New FARC Videos Show U.S. Defense Contractors

Three U.S. defense contractors are among hostages held by Colombian rebels, according to newly seized videos released by officials Friday.

The images are the first in years to prove the captives may be alive.

The American hostages — Thomas Howes, Keith Stansell and Marc Gonsalves — were abducted by Revolutionary Armed Forces of Colombia, or the FARC, after their surveillance plane went down in a southern Colombia jungle in 2003. Images hadn't been seen of them since.

Former presidential candidate Ingrid Betancourt is also among the rebel-held hostages. She was seized in 2002; images of her hadn't been seen since 2003.

The tapes were seized during the arrest Thursday in Colombia's capital Bogota of three suspected urban members of FARC, Luis Carlos Restrepo, the government's peace commissioner, said.

He said the five tapes also showed images of 12 Colombians, mainly police officers and soldiers.

Letters apparently written by the hostages, including what appeared to be the will of U.S. contractor Howes, were also recovered. Most of the letters were addressed to relatives. The government didn't reveal their contents.

The videos were apparently recorded as recently as late October, Restrepo said.

The FARC, which uses kidnapping as a tool to raise money and pressure the government, is offering to release these and other high-profile hostages in exchange for the freeing of hundreds of rebels from Colombian and U.S. prisons.

The U.S., French and Colombian governments had demanded evidence the captives were alive during Venezuelan President Hugo Chavez's ill-fated mediation effort to win the release of 45 high-profile hostages.

The FARC never delivered the material, and Colombian President Alvaro Uribe abruptly ended the Venezuelan leader's mediation role last week, saying Chavez had overstepped his bounds by directly contacting the head of Colombia's army.

The videos gave relatives rare consolation, and some called on Uribe to reconcile with Chavez and restart the talks.

"Please start the dialogue.
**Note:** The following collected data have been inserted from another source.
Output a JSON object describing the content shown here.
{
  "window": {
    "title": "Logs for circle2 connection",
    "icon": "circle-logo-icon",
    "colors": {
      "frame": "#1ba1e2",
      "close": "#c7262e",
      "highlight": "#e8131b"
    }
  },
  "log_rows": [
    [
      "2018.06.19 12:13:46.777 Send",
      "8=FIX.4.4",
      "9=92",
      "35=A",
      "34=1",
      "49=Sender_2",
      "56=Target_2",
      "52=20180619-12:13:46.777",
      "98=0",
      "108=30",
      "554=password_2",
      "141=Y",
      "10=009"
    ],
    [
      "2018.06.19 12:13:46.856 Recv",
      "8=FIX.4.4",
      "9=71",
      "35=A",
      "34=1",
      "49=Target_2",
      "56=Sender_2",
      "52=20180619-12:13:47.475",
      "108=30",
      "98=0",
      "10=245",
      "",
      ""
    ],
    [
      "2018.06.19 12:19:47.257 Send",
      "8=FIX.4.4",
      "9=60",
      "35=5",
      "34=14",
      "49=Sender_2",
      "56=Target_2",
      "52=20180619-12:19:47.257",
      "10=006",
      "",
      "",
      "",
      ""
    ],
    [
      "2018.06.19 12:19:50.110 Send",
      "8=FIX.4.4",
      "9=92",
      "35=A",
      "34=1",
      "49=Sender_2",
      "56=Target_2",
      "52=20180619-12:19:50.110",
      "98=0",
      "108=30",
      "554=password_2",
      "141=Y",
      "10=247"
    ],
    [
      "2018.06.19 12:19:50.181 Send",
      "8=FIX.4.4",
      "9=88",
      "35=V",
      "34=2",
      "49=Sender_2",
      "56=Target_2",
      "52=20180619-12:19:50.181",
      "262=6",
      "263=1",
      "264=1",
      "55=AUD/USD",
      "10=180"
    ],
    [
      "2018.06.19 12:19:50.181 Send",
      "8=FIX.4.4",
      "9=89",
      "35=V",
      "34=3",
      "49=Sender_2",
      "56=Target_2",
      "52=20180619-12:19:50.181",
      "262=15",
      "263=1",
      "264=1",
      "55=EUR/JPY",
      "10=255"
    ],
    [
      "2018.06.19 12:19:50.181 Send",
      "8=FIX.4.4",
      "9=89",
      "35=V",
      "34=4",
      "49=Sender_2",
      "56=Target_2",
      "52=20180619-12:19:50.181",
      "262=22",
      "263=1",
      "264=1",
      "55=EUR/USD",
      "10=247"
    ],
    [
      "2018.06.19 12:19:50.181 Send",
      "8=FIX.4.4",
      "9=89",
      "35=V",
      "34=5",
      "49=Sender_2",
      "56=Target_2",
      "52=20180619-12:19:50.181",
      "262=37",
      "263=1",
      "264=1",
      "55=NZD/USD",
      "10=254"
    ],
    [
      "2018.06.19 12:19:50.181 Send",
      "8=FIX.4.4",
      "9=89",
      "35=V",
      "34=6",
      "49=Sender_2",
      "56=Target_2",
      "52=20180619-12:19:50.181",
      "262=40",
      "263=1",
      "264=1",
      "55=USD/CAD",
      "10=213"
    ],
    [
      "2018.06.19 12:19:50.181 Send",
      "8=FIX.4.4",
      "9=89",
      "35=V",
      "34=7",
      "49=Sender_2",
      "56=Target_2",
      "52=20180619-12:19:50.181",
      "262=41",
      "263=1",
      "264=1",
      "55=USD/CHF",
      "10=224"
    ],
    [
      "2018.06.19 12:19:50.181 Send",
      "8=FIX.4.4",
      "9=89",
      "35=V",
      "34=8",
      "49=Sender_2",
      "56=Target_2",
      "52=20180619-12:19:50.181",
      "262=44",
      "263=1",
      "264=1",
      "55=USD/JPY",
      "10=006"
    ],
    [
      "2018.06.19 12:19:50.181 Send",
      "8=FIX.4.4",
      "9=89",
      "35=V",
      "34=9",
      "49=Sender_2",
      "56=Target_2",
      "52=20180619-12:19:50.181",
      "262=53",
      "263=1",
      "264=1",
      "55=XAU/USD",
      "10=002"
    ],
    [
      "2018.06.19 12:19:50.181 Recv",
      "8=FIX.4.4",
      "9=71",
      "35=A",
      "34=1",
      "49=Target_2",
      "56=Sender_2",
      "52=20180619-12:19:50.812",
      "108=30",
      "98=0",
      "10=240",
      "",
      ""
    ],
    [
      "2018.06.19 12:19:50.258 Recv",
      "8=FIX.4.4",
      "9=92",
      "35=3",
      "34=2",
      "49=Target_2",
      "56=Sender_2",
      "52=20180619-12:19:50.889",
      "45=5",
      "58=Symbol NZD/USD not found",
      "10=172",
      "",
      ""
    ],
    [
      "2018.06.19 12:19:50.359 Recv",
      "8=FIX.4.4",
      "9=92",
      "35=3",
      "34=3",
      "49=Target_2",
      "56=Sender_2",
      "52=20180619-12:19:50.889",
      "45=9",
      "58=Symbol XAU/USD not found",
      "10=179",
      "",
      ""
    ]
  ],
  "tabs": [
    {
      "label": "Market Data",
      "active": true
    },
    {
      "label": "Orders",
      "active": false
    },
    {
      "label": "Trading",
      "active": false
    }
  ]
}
I'm begging you," said Yolanda Pulecio, mother of former presidential candidate Ingrid Betancourt. "I had the feeling that Ingrid was alive, but I also knew the conditions" of her captivity.
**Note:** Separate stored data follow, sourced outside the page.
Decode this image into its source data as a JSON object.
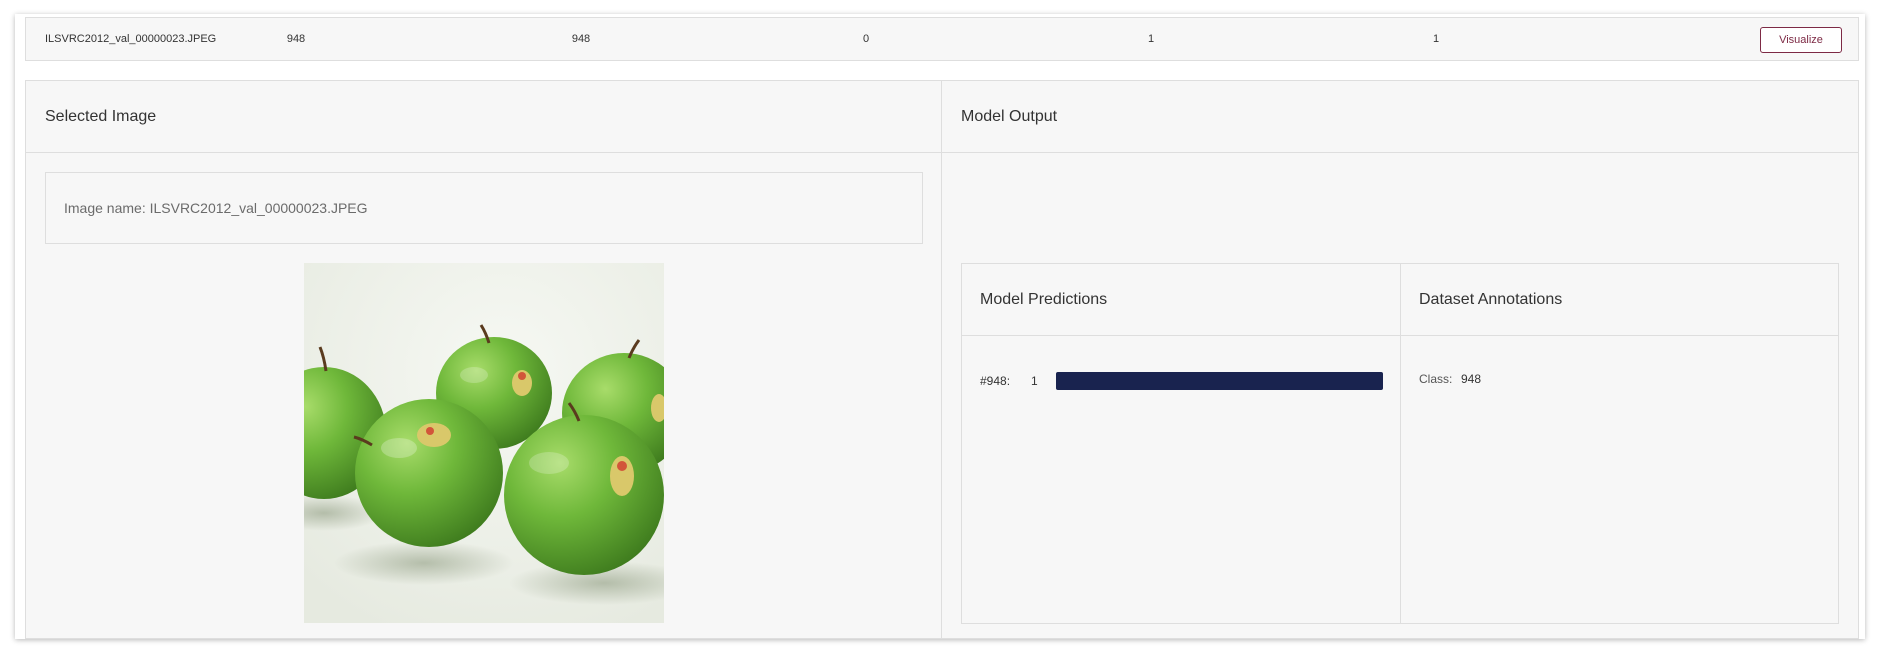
{
  "table_row": {
    "image_name": "ILSVRC2012_val_00000023.JPEG",
    "col2": "948",
    "col3": "948",
    "col4": "0",
    "col5": "1",
    "col6": "1",
    "visualize_label": "Visualize"
  },
  "selected_image": {
    "title": "Selected Image",
    "image_name_label": "Image name: ILSVRC2012_val_00000023.JPEG"
  },
  "model_output": {
    "title": "Model Output",
    "predictions": {
      "title": "Model Predictions",
      "items": [
        {
          "label": "#948:",
          "value": "1",
          "score": 1.0
        }
      ]
    },
    "annotations": {
      "title": "Dataset Annotations",
      "class_label": "Class:",
      "class_value": "948"
    }
  },
  "colors": {
    "accent": "#7d2a45",
    "bar": "#19234f",
    "panel_bg": "#f7f7f7",
    "border": "#dedede"
  }
}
The videotapes, which were played at a news conference without sound, showed an extremely gaunt Betancourt, a dual French national seized while campaigning in 2002, apparently chained and in front of a jungle backdrop.

Betancourt, who has long hair and stares blankly at the ground, has become a cause celebre in France and that country's president, Nicolas Sarkozy, called the video "undeniable" evidence that Betancourt "is alive."

"This encourages us to boost our efforts to win her release," he said.

Images of American hostages Howes, Stansell and Gonsalves briefly show each standing alone on the screen (also against a jungle backdrop) looking haggard.

The Colombian government said the tapes of Betancourt carried the time stamp of Oct. 24, 2007. The tape of the Americans carried the date of Jan. 1, 2007.

In justifying its decision to end Chavez's role as mediator, the Colombian government said the FARC had failed to respond to the Venezuelan president's entreaties for proof the hostages were alive.

Chavez's dismissal from the process has raised tensions between the two countries, with the Venezuelan leader vowing he would have "no type of relationship" with the Colombian government as long as Uribe was president.

Uribe, whose father was killed by the FARC, has advocated military rescues of the hostages, but families fear their loved ones would be killed in potential crossfire. Since he took office in 2002, Uribe's administration has had no face-to-face meetings with the rebels.